Marstacimab prophylaxis in hemophilia A/B without inhibitors: results from the phase 3 BASIS trial

Abstract

Marstacimab targets the tissue factor pathway inhibitor to rebalance hemostasis. Previous phase 1 and 2 trials established marstacimab safety and efficacy in adults with severe hemophilia A (HA) or B (HB). BASIS is an open-label, marstacimab phase 3 trial in males aged 12 to 74 years with severe HA (factor VIII <1%) or moderately severe to severe HB (factor IX ≤2%). Participants without inhibitors received on-demand (OD) or routine prophylaxis (RP) therapy during a 6-month observational phase (OP) before receiving once-weekly subcutaneous 150 mg marstacimab during a 12-month active treatment phase (ATP). Primary end points were annualized bleeding rate (ABR) for treated bleeds vs previous OD or RP during the OP, and safety.

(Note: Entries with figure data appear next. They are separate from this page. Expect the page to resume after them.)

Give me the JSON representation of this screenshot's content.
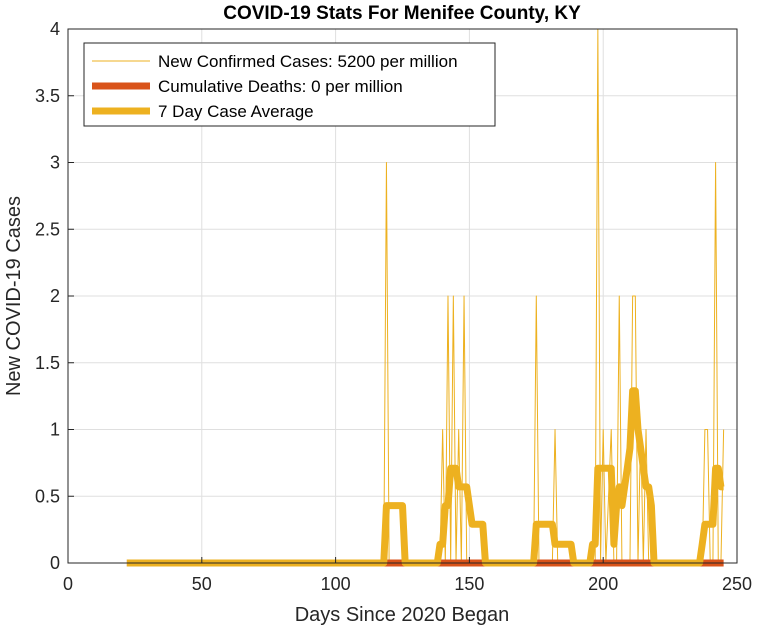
{
  "chart_data": {
    "type": "line",
    "title": "COVID-19 Stats For Menifee County, KY",
    "xlabel": "Days Since 2020 Began",
    "ylabel": "New COVID-19 Cases",
    "xlim": [
      0,
      250
    ],
    "ylim": [
      0,
      4
    ],
    "xticks": [
      0,
      50,
      100,
      150,
      200,
      250
    ],
    "yticks": [
      0,
      0.5,
      1,
      1.5,
      2,
      2.5,
      3,
      3.5,
      4
    ],
    "xtick_labels": [
      "0",
      "50",
      "100",
      "150",
      "200",
      "250"
    ],
    "ytick_labels": [
      "0",
      "0.5",
      "1",
      "1.5",
      "2",
      "2.5",
      "3",
      "3.5",
      "4"
    ],
    "grid": true,
    "legend_position": "top-left",
    "legend": [
      "New Confirmed Cases: 5200 per million",
      "Cumulative Deaths: 0 per million",
      "7 Day Case Average"
    ],
    "series": [
      {
        "name": "New Confirmed Cases: 5200 per million",
        "color": "#EDB120",
        "x": [
          22,
          118,
          119,
          120,
          139,
          140,
          141,
          142,
          143,
          144,
          145,
          146,
          147,
          148,
          149,
          174,
          175,
          176,
          181,
          182,
          183,
          189,
          190,
          196,
          197,
          198,
          199,
          200,
          201,
          203,
          204,
          205,
          206,
          207,
          210,
          211,
          212,
          213,
          214,
          215,
          216,
          217,
          218,
          237,
          238,
          239,
          240,
          241,
          242,
          243,
          244,
          245
        ],
        "y": [
          0,
          0,
          3,
          0,
          0,
          1,
          0,
          2,
          0,
          2,
          0,
          1,
          0,
          2,
          0,
          0,
          2,
          0,
          0,
          1,
          0,
          0,
          0,
          0,
          0,
          4,
          0,
          1,
          0,
          1,
          0,
          0,
          2,
          0,
          0,
          2,
          2,
          0,
          1,
          0,
          1,
          0,
          0,
          0,
          1,
          1,
          0,
          0,
          3,
          0,
          0,
          1
        ]
      },
      {
        "name": "Cumulative Deaths: 0 per million",
        "color": "#D95319",
        "x": [
          22,
          245
        ],
        "y": [
          0,
          0
        ]
      },
      {
        "name": "7 Day Case Average",
        "color": "#EDB120",
        "x": [
          22,
          118,
          119,
          120,
          125,
          126,
          138,
          139,
          140,
          141,
          142,
          143,
          144,
          145,
          146,
          147,
          148,
          149,
          150,
          151,
          152,
          153,
          155,
          156,
          173,
          174,
          175,
          176,
          181,
          182,
          183,
          188,
          189,
          190,
          195,
          196,
          197,
          198,
          199,
          200,
          201,
          202,
          203,
          204,
          205,
          206,
          207,
          208,
          209,
          210,
          211,
          212,
          213,
          214,
          215,
          216,
          217,
          218,
          219,
          236,
          237,
          238,
          239,
          240,
          241,
          242,
          243,
          244,
          245
        ],
        "y": [
          0,
          0,
          0.43,
          0.43,
          0.43,
          0,
          0,
          0.14,
          0.14,
          0.43,
          0.43,
          0.71,
          0.71,
          0.71,
          0.57,
          0.57,
          0.57,
          0.57,
          0.43,
          0.29,
          0.29,
          0.29,
          0.29,
          0,
          0,
          0,
          0.29,
          0.29,
          0.29,
          0.14,
          0.14,
          0.14,
          0,
          0,
          0,
          0.14,
          0.14,
          0.71,
          0.71,
          0.71,
          0.71,
          0.71,
          0.71,
          0.14,
          0.43,
          0.57,
          0.43,
          0.57,
          0.71,
          0.86,
          1.29,
          1.29,
          1.0,
          0.86,
          0.71,
          0.57,
          0.57,
          0.43,
          0,
          0,
          0.14,
          0.29,
          0.29,
          0.29,
          0.29,
          0.71,
          0.71,
          0.57,
          0.57
        ]
      }
    ]
  }
}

Of 128 participants enrolled in the OP, 116 received marstacimab in the ATP. In the OD group (n = 33), mean ABR decreased from 39.86 (95% confidence interval [CI], 33.05-48.07) in the OP to 3.20 (95% CI, 2.10-4.88) in the ATP, demonstrating superiority of marstacimab (estimated ABR ratio, 0.080 [95% CI, 0.057-0.113]; P < .0001). In the RP group (n = 83), mean ABR decreased from 7.90 (95% CI, 5.14-10.66) in the OP to 5.09 (95% CI, 3.40-6.78) in the ATP, demonstrating noninferiority and superiority of marstacimab (estimated ABR difference, -2.81 [95% CI, -5.42 to -0.20]; P = .0349). There were no deaths or thromboembolic events. Weekly subcutaneous marstacimab reduced ABR vs OD or RP therapy in the OP in individuals with severe HA or moderately severe to severe HB without inhibitors. Marstacimab was safe and well tolerated with no unanticipated side effects. This trial was registered at www.clinicaltrials.gov as #NCT03938792.

Graphical abstract

Figure 1.

Screening, enrollment, dosing, and progression in the BASIS study. Screening for patients without inhibitors to enter the BASIS study, enrollment into the OP, entry into the ATP, dosing with marstacimab, and progression to the ongoing open-label extension study. ∗Number of participants before the phase 3 study primary completion date (data cutoff, 17 April 2023). mITT, modified intent to treat.

Figure 2.

Results of primary and key secondary efficacy end points. The model-based ABR during the (A-B) OP and ATP for the primary end point (treated bleeds) and (C-D) key secondary end points in the OD group (A,C) and the RP group (B,D). Ratio estimate, 95% CI and P value are shown for marstacimab vs previous OD therapy; difference estimate and 95% CI are shown for marstacimab vs previous RP (P values not shown because comparisons did not reach significance). The analyses include participants who received ≥1 dose of marstacimab prophylaxis in the ATP. ABR was calculated for time on treatment in each phase. For participants who had a dose escalation, the duration on marstacimab 300 mg was not included. For the OD group, P values are for the null hypothesis that the ABR ratio (marstacimab prophylaxis to OD treatment) equals 0.5. For the RP group, P values are for the null hypothesis that the difference (marstacimab prophylaxis minus RP) equals 0.0. Hierarchical testing precluded superiority testing for the secondary end points in the RP group (panel B) because superiority was not demonstrated in the physical health domain of the Haem-A-QoL.

Figure 3.

Key patient-reported outcomes for HRQoL. Nonparametric analysis of change from baseline to month 6 during the OP and from last day of the OP to month 6 of the ATP for the Haem-A-QoL (A), EQ-5D-5L (B), and EQ-VAS (C) measures. Estimated median difference (95% CI) of marstacimab vs previous OD therapy and RP. Missing values were imputed using multiple imputation methods based on missing at random assumption.